Sullivan next claims that his trial counsel should have challenged the statements he gave after he was advised of his Miranda rights because he did not knowingly, intelligently, and voluntarily waive those rights. When such a challenge is raised, the state has the burden of proving by a preponderance of the evidence * * * that the accused knowingly, intelligently, and voluntarily waived his right against self-incrimination * * *.  If the state can show that the defendant has been advised of his rights and that he understands them, the state has met its burden.  The state has done so here.
The record demonstrates that Sullivan was advised of his Miranda rights and that he stated he understood them. Moreover, there is nothing in the record which suggests that he lacked the ability to understand those rights as read to him. Sullivan spoke rationally to the officers about the events leading to Streufert's death and responded to their questions appropriately. Although Sullivan makes the bald assertion that he lacked the intelligence to knowingly, intelligently, and voluntarily waive his Miranda rights because he was slow at learning, we can find nothing in the record that supports this assertion.
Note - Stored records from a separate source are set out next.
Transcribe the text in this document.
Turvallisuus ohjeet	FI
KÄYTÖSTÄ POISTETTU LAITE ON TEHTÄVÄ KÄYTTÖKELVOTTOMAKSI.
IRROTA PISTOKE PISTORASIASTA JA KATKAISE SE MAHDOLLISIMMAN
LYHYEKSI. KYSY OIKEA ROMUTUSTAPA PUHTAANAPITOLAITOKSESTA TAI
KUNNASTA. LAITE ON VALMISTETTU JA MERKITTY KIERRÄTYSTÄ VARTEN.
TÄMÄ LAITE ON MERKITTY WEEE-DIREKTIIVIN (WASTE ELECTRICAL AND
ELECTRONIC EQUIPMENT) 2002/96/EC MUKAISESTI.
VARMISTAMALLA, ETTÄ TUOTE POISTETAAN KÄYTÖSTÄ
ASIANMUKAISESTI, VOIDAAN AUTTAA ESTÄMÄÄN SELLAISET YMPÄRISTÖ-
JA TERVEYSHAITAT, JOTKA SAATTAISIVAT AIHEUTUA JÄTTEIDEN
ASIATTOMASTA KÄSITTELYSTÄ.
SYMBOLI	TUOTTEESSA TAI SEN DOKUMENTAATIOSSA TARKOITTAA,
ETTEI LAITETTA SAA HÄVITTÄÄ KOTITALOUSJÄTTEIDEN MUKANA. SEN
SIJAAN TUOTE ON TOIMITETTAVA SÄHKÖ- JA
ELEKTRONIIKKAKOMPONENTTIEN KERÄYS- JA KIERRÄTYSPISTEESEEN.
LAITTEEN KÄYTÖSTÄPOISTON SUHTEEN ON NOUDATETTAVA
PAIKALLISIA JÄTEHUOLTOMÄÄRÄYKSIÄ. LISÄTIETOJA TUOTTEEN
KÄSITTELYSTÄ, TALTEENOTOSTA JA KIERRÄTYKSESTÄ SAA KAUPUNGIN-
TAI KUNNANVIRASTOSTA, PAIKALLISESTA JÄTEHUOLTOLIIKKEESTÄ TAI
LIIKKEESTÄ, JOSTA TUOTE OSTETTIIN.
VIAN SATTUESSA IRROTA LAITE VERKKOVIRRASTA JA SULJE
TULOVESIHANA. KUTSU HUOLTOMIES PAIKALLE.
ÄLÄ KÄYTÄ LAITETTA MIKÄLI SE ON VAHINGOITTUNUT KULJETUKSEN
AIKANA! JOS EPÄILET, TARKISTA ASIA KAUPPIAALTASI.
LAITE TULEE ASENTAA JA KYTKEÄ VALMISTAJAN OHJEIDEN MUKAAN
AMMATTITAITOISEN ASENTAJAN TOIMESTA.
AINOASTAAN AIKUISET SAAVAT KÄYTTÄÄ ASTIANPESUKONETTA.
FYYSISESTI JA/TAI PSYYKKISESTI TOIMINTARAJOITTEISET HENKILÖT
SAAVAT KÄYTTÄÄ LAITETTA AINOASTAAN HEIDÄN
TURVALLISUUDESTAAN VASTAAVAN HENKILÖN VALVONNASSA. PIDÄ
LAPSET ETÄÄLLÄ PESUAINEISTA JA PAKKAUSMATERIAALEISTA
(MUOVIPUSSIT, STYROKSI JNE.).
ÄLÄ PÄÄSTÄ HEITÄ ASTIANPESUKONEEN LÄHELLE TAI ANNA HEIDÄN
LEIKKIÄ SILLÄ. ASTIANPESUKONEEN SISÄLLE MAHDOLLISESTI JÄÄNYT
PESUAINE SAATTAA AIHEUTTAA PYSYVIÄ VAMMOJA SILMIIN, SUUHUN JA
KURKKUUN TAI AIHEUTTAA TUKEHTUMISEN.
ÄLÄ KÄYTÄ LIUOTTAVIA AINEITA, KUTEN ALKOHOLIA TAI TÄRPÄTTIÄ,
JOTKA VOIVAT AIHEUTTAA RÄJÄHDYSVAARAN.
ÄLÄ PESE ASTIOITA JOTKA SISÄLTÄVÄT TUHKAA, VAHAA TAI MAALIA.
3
Therefore, as with the statements Sullivan made before he was advised of his Miranda rights, his trial counsel's failure to challenge the admissibility of the post-Miranda statements was not deficient.
Finally, Sullivan claims that all of his statements should have been suppressed because they were not voluntarily made. We have held that [c]oercive police activity is a necessary predicate to finding that a confession is involuntary.  Our review of each of the statements satisfies us that the law enforcement officers to whom Sullivan gave his statements did not engage in any coercive activity which could reasonably, or otherwise, lead to the conclusion that his statements were not voluntarily made.
Sullivan's claim that he was denied effective assistance of appellate counsel fails because there is no merit to his underlying claim regarding the performance of his trial counsel. The postconviction court did not abuse its discretion when it denied Sullivan's petition for postconviction relief.
ANDERSON, RUSSELL A. and LANCASTER, JJ., took no part in the consideration or decision of this case.
 The facts relating to Sullivan's participation in the kidnap, rape, and murder of Streufert are set out in this court's opinion affirming Sullivan's conviction on direct appeal and will not be repeated here. See State v. Sullivan, 502 N.W.2d 200 (Minn. 1993).
 Over time, Sullivan has filed a number of other motions and petitions challenging his conviction, all of which have either been dismissed or denied. The issues raised in those motions and petitions are not before the court in this appeal.
 State v. Rainer, 502 N.W.2d 784, 787 (Minn. 1993).
 State v. Kelly, 535 N.W.2d 345, 348 (Minn. 1995) (citing Gates v. State, 398 N.W.2d 558, 561 (Minn. 1987)). See also Strickland v. Washington, 466 U.S. 668, 687 (1984).
 384 U.S. 436, 444 (1966).
 See State v. Wiernasz, 1998 WL 550106 at *3 (Minn. Aug. 27, 1998).
 State v. Williams, 535 N.W.2d 277, 286 (Minn. 1995).
 State v. Camacho, 561 N.W.2d 160, 169 (Minn. 1997) (citing Colorado v. Connelly, 479 U.S. 157 (1986)).